Methane (CH4): Methane is emitted during the production and transport of coal, natural gas, and oil. Methane emissions also result from livestock and other agricultural practices and by the decay of organic waste in municipal solid waste landfills.
Nitrous Oxide (N2O): Nitrous oxide is emitted during agricultural and industrial activities, as well as during combustion of fossil fuels and solid waste.
Fluorinated Gases: Hydrofluorocarbons, perfluorocarbons, and sulfur hexafluoride are synthetic, powerful greenhouse gases that are emitted from a variety of industrial processes. Fluorinated gases are sometimes used as substitutes for ozone-depleting substances (i.e., CFCs, HCFCs, and halons). These gases are typically emitted in smaller quantities, but because they are potent greenhouse gases, they are sometimes referred to as High Global Warming Potential gases (“High GWP gases”).
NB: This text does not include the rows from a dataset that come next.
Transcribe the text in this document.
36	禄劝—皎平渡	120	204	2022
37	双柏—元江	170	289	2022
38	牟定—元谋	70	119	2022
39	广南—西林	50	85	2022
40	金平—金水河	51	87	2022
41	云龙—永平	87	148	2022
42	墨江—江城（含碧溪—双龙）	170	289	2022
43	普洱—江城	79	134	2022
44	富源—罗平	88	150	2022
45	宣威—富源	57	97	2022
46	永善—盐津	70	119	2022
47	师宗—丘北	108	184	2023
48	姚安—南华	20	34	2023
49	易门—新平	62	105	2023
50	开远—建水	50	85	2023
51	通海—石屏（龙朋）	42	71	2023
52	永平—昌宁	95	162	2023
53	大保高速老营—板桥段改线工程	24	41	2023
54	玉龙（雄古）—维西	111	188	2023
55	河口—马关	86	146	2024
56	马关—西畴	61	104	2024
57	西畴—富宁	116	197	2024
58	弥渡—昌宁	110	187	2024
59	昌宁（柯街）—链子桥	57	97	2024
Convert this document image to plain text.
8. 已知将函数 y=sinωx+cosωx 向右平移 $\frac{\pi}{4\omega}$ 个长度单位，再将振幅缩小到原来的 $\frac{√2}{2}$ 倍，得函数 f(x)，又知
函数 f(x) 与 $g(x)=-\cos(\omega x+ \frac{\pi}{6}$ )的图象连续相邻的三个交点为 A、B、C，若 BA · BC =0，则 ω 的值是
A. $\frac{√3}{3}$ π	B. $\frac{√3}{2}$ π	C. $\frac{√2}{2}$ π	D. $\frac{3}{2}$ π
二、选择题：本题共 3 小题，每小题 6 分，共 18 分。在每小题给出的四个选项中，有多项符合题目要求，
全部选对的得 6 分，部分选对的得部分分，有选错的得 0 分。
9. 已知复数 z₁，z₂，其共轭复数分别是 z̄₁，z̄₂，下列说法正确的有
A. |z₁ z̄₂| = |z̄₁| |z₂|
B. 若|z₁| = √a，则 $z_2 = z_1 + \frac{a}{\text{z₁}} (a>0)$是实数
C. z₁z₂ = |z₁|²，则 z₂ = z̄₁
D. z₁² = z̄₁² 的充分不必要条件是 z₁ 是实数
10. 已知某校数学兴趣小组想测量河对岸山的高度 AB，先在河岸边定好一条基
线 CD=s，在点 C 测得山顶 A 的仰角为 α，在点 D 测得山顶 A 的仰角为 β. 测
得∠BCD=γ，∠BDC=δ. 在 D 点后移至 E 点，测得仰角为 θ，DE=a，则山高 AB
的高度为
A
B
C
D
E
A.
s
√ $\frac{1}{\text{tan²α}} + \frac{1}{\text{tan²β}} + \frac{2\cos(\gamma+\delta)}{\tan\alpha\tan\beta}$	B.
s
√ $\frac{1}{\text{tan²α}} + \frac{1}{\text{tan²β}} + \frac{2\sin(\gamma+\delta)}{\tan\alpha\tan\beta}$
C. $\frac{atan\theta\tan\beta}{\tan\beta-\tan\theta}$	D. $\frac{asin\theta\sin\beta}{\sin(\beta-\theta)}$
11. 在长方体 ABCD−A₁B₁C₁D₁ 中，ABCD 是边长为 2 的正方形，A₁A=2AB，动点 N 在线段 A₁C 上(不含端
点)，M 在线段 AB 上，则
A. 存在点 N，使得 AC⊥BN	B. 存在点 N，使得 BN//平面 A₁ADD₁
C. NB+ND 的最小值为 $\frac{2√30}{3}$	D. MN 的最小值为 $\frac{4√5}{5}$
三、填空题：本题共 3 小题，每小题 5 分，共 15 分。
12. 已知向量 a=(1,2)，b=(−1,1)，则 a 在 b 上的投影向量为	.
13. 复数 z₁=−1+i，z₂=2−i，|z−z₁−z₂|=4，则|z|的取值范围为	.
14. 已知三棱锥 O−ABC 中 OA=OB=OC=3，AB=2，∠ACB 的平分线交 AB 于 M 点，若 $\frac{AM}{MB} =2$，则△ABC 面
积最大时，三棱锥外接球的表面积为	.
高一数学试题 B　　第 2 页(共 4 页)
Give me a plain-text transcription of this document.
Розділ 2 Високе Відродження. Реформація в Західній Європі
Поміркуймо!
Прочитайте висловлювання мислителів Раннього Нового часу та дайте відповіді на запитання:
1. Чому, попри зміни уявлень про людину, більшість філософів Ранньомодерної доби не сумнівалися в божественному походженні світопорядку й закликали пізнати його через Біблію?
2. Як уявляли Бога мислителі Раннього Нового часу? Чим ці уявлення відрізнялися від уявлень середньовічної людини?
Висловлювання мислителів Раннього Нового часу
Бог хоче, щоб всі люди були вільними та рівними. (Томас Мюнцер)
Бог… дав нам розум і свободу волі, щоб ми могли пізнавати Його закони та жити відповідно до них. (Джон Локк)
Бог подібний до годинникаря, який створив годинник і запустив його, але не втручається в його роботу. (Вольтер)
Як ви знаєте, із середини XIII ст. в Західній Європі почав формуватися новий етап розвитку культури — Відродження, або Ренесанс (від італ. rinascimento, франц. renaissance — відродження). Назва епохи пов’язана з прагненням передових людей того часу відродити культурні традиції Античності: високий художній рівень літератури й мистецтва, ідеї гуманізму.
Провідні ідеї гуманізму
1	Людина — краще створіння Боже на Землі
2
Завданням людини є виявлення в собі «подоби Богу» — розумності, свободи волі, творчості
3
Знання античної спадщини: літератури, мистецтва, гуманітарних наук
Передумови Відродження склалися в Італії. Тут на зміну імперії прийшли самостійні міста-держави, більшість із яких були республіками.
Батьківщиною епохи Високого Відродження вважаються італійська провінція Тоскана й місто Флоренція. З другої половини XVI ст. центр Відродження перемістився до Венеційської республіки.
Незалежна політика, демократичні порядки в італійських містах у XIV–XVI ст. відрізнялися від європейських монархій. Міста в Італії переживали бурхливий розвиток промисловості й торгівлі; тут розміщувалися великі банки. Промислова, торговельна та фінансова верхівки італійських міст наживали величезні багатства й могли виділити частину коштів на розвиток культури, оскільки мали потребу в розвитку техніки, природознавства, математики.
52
Greenhouse Gas Inventories
A greenhouse gas inventory is an accounting of the amount of greenhouse gases emitted to or removed from the atmosphere over a specific period of time (e.g., one year). A greenhouse gas inventory also provides information on the activities that cause emissions and removals, as well as background on the methods used to make the calculations. Policy makers use greenhouse gas inventories to track emission trends, develop strategies and policies and assess progress. Scientists use greenhouse gas inventories as inputs to atmospheric and economic models.
To track the national trend in emissions and removals since 1990, EPA develops the official U.S. greenhouse gas inventory each year. The national greenhouse gas inventory is submitted to the United Nations in accordance with the Framework Convention on Climate Change.
Emission Trends & Projections
Estimates of future emissions and removals depend in part on assumptions about changes in underlying human activities. For example, the demand for fossil fuels such as gasoline and coal is expected to increase greatly with the predicted growth of the U.S. and global economies.
The National Research Council concluded, in assessing current trends, that ’emissions of some greenhouse gases are increasing, but others are decreasing. In some cases the decreases are a result of policy decisions, while in other cases the reasons for the decrease are not well understood’ (NRC, 2001).
Many, but not all, human sources of greenhouse gas emissions are expected to rise in the future. This growth may be reduced by ongoing efforts to increase the use of newer, cleaner technologies and other measures. Additionally, our everyday choices about such things as commuting, housing, electricity use and recycling can influence the amount of greenhouse gases being emitted.